K/N link-time `--allow-shlib-undefined` fix for Linux consumers. No API changes.

### v0.10.4.3 — 2026-05-07

iOS/macOS Swift convenience surface for `cacheOptions`:

* `LiquidInferenceEngineManifestOptions(cacheOptions: ..., contextSize: 4096)` now accepts native Swift types (previously the convenience init dropped `cacheOptions` and forced consumers to the verbose Obj-C designated init).
* New `with(cacheOptions:)` builders on `LiquidInferenceEngineOptions` and `LiquidInferenceEngineManifestOptions`.
* New `LiquidCacheOptions.enabled(path:)` static factory — Swift analog of `ModelLoadingOptions.cacheOptions(path:)`.

(v0.10.4.2 was staged to Sonatype but never released; superseded by 0.10.4.3.)

### v0.10.4.1 — 2026-05-07

Vendor pin refresh — bumps the inference engine to `v26.02.1-142-gb4aa080538`. Adds Strategy B chain-prefix replay for cold/warm bit-determinism and generalizes the Android backend native loader to Linux and Windows desktop.
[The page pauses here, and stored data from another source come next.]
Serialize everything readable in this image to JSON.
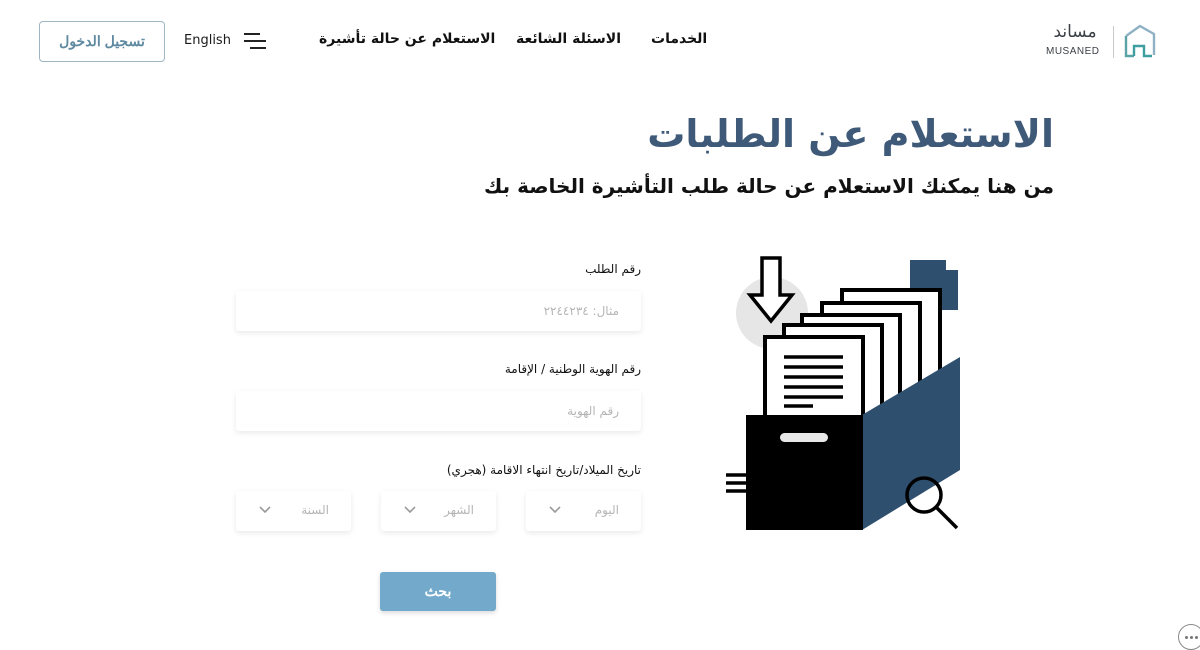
{
  "header": {
    "login_label": "تسجيل الدخول",
    "language_label": "English",
    "nav": {
      "services": "الخدمات",
      "faq": "الاسئلة الشائعة",
      "visa_status": "الاستعلام عن حالة تأشيرة"
    },
    "logo": {
      "arabic": "مساند",
      "english": "MUSANED"
    }
  },
  "hero": {
    "title": "الاستعلام عن الطلبات",
    "subtitle": "من هنا يمكنك الاستعلام عن حالة طلب التأشيرة الخاصة بك"
  },
  "form": {
    "request_number": {
      "label": "رقم الطلب",
      "placeholder": "مثال: ٢٢٤٤٢٣٤",
      "value": ""
    },
    "id_number": {
      "label": "رقم الهوية الوطنية / الإقامة",
      "placeholder": "رقم الهوية",
      "value": ""
    },
    "date": {
      "label": "تاريخ الميلاد/تاريخ انتهاء الاقامة (هجري)",
      "day": "اليوم",
      "month": "الشهر",
      "year": "السنة"
    },
    "search_label": "بحث"
  },
  "icons": {
    "menu": "hamburger-icon",
    "chevron": "chevron-down-icon",
    "chat": "chat-bubble-icon",
    "logo": "musaned-house-icon"
  },
  "colors": {
    "title": "#3e5a78",
    "accent_button": "#73aacb",
    "login_text": "#5e89a1",
    "box_side": "#2f4f6f"
  }
}
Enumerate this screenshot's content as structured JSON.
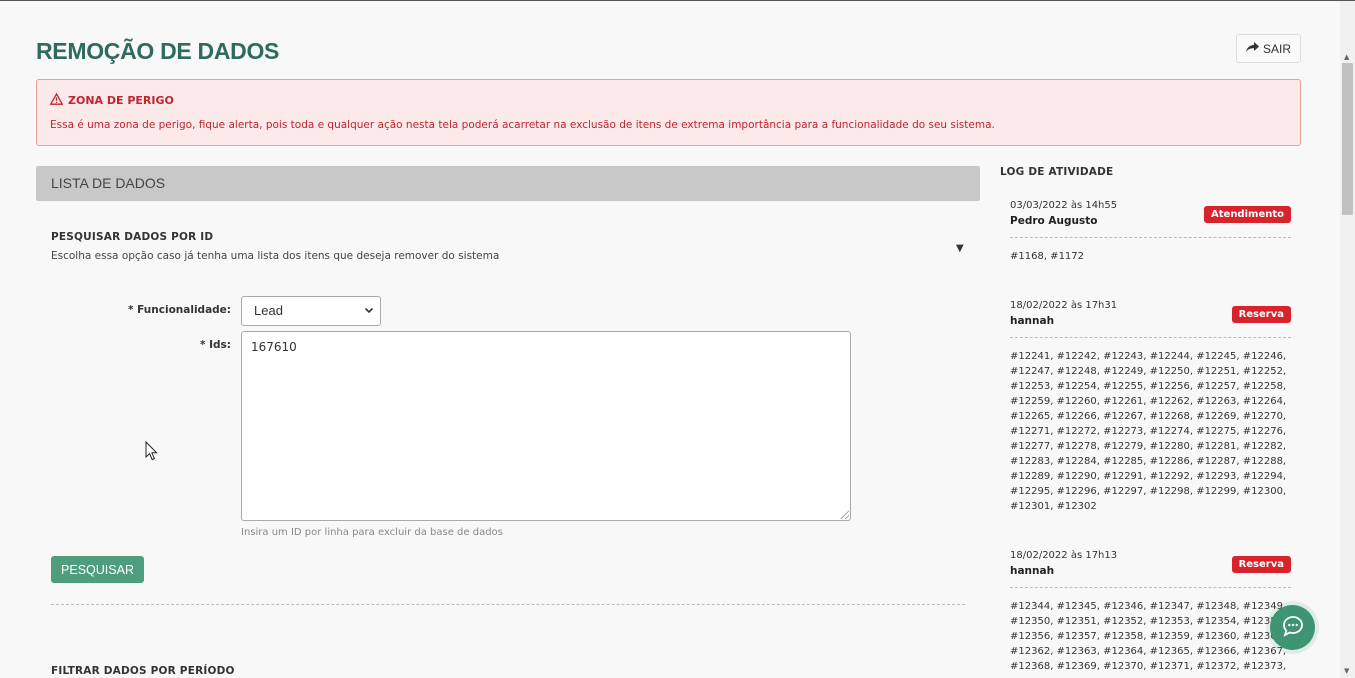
{
  "header": {
    "title": "REMOÇÃO DE DADOS",
    "exit_label": "SAIR"
  },
  "danger": {
    "title": "ZONA DE PERIGO",
    "text": "Essa é uma zona de perigo, fique alerta, pois toda e qualquer ação nesta tela poderá acarretar na exclusão de itens de extrema importância para a funcionalidade do seu sistema."
  },
  "list": {
    "header": "LISTA DE DADOS",
    "search": {
      "title": "PESQUISAR DADOS POR ID",
      "description": "Escolha essa opção caso já tenha uma lista dos itens que deseja remover do sistema",
      "funcionalidade_label": "* Funcionalidade:",
      "funcionalidade_value": "Lead",
      "ids_label": "* Ids:",
      "ids_value": "167610",
      "hint": "Insira um ID por linha para excluir da base de dados",
      "button_label": "PESQUISAR"
    },
    "filter_title": "FILTRAR DADOS POR PERÍODO"
  },
  "log": {
    "title": "LOG DE ATIVIDADE",
    "entries": [
      {
        "date": "03/03/2022 às 14h55",
        "user": "Pedro Augusto",
        "badge": "Atendimento",
        "ids": "#1168, #1172"
      },
      {
        "date": "18/02/2022 às 17h31",
        "user": "hannah",
        "badge": "Reserva",
        "ids": "#12241, #12242, #12243, #12244, #12245, #12246,\n#12247, #12248, #12249, #12250, #12251, #12252,\n#12253, #12254, #12255, #12256, #12257, #12258,\n#12259, #12260, #12261, #12262, #12263, #12264,\n#12265, #12266, #12267, #12268, #12269, #12270,\n#12271, #12272, #12273, #12274, #12275, #12276,\n#12277, #12278, #12279, #12280, #12281, #12282,\n#12283, #12284, #12285, #12286, #12287, #12288,\n#12289, #12290, #12291, #12292, #12293, #12294,\n#12295, #12296, #12297, #12298, #12299, #12300,\n#12301, #12302"
      },
      {
        "date": "18/02/2022 às 17h13",
        "user": "hannah",
        "badge": "Reserva",
        "ids": "#12344, #12345, #12346, #12347, #12348, #12349,\n#12350, #12351, #12352, #12353, #12354, #12355,\n#12356, #12357, #12358, #12359, #12360, #12361,\n#12362, #12363, #12364, #12365, #12366, #12367,\n#12368, #12369, #12370, #12371, #12372, #12373,"
      }
    ]
  },
  "icons": {
    "exit": "share-arrow-icon",
    "warning": "warning-triangle-icon",
    "chat": "chat-bubble-icon"
  },
  "colors": {
    "title": "#2e6b5e",
    "danger": "#c0242c",
    "badge": "#d9232b",
    "button": "#4e9e7d",
    "chat": "#3f9473"
  }
}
No public API changes.

### v0.10.4 — 2026-05-06

* **Bounded-LRU `CacheOptions` API** across JVM, Android, Kotlin/Native, Apple, and wasmJs.
* **`use_mmap=true` is now the engine default** (via vendored IE pin `v26.02.1-79+`). Model weights are memory-mapped instead of `read(2)`-ed into a heap buffer. See [Memory-mapped model loading by default](#memory-mapped-model-loading-by-default) above for the mobile performance impact.
* K/N Linux link fix (`--allow-shlib-undefined` for `libinference_engine.so` against modern glibc).
* Dynamic vendor pipeline + `DT_NEEDED`-based shipped-libs verify; `inference_engine` RUNPATH=`$ORIGIN` cascade for Linux/Windows shared vendor libs.
* `NativeLibLoader` cross-platform load fixes (resource extraction + Windows pre-load topo-retry).
* Three release-gate smokes (Linux K/N, Apple SwiftPM consumer, Windows JVM) wired into CI.

### v0.10.1 — 2026-04-29

Additive fix release for Linux/MinGW Kotlin/Native consumers. Apple/SPM consumers see no API or behavior changes vs v0.10.0.
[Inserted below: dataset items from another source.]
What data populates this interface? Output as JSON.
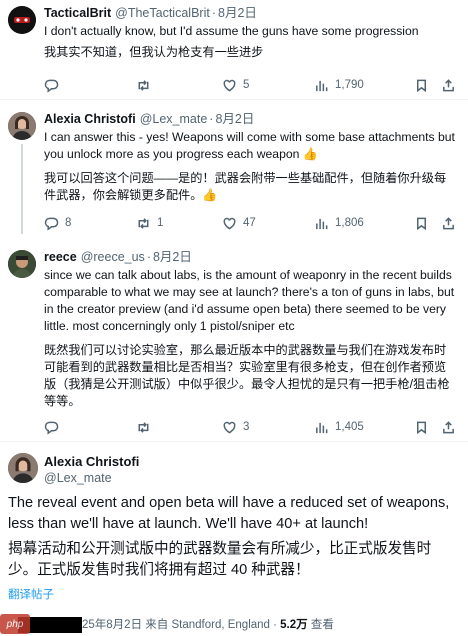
{
  "tweets": [
    {
      "name": "TacticalBrit",
      "handle": "@TheTacticalBrit",
      "date": "8月2日",
      "text": "I don't actually know, but I'd assume the guns have some progression",
      "translation": "我其实不知道，但我认为枪支有一些进步",
      "reply_count": "",
      "retweet_count": "",
      "like_count": "5",
      "view_count": "1,790",
      "avatar_color": "#1a1a1a"
    },
    {
      "name": "Alexia Christofi",
      "handle": "@Lex_mate",
      "date": "8月2日",
      "text": "I can answer this - yes! Weapons will come with some base attachments but you unlock more as you progress each weapon 👍",
      "translation": "我可以回答这个问题——是的！武器会附带一些基础配件，但随着你升级每件武器，你会解锁更多配件。👍",
      "reply_count": "8",
      "retweet_count": "1",
      "like_count": "47",
      "view_count": "1,806",
      "avatar_color": "#6b5a4e"
    },
    {
      "name": "reece",
      "handle": "@reece_us",
      "date": "8月2日",
      "text": "since we can talk about labs, is the amount of weaponry in the recent builds comparable to what we may see at launch? there's a ton of guns in labs, but in the creator preview (and i'd assume open beta) there seemed to be very little. most concerningly only 1 pistol/sniper etc",
      "translation": "既然我们可以讨论实验室，那么最近版本中的武器数量与我们在游戏发布时可能看到的武器数量相比是否相当？实验室里有很多枪支，但在创作者预览版（我猜是公开测试版）中似乎很少。最令人担忧的是只有一把手枪/狙击枪等等。",
      "reply_count": "",
      "retweet_count": "",
      "like_count": "3",
      "view_count": "1,405",
      "avatar_color": "#2f3a2a"
    }
  ],
  "main": {
    "name": "Alexia Christofi",
    "handle": "@Lex_mate",
    "text": "The reveal event and open beta will have a reduced set of weapons, less than we'll have at launch. We'll have 40+ at launch!",
    "translation": "揭幕活动和公开测试版中的武器数量会有所减少，比正式版发售时少。正式版发售时我们将拥有超过 40 种武器！",
    "translate_label": "翻译帖子",
    "meta_time": "25年8月2日 来自 Standford, England · ",
    "meta_views": "5.2万",
    "meta_views_label": " 查看"
  },
  "watermark": "php",
  "colors": {
    "link": "#1d9bf0",
    "secondary": "#536471",
    "text": "#0f1419"
  }
}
* `leap-sdk` Linux/MinGW K/N artifacts on Maven Central now publish a `-natives.zip` classifier containing the runtime `.so`/`.dll` libraries.
* New `ai.liquid.leap.nativelibs` Gradle plugin auto-wires the natives ZIP into consumer K/N executables.
* `leap-openai-client` now publishes Linux/MinGW K/N klibs.

### v0.10.0 — 2026-04-28

Initial Kotlin Multiplatform unification release. See [the 0.9.x → 0.10.x section above](#0-9-x-0-10-x-kotlin-multiplatform-unification) for the full migration story.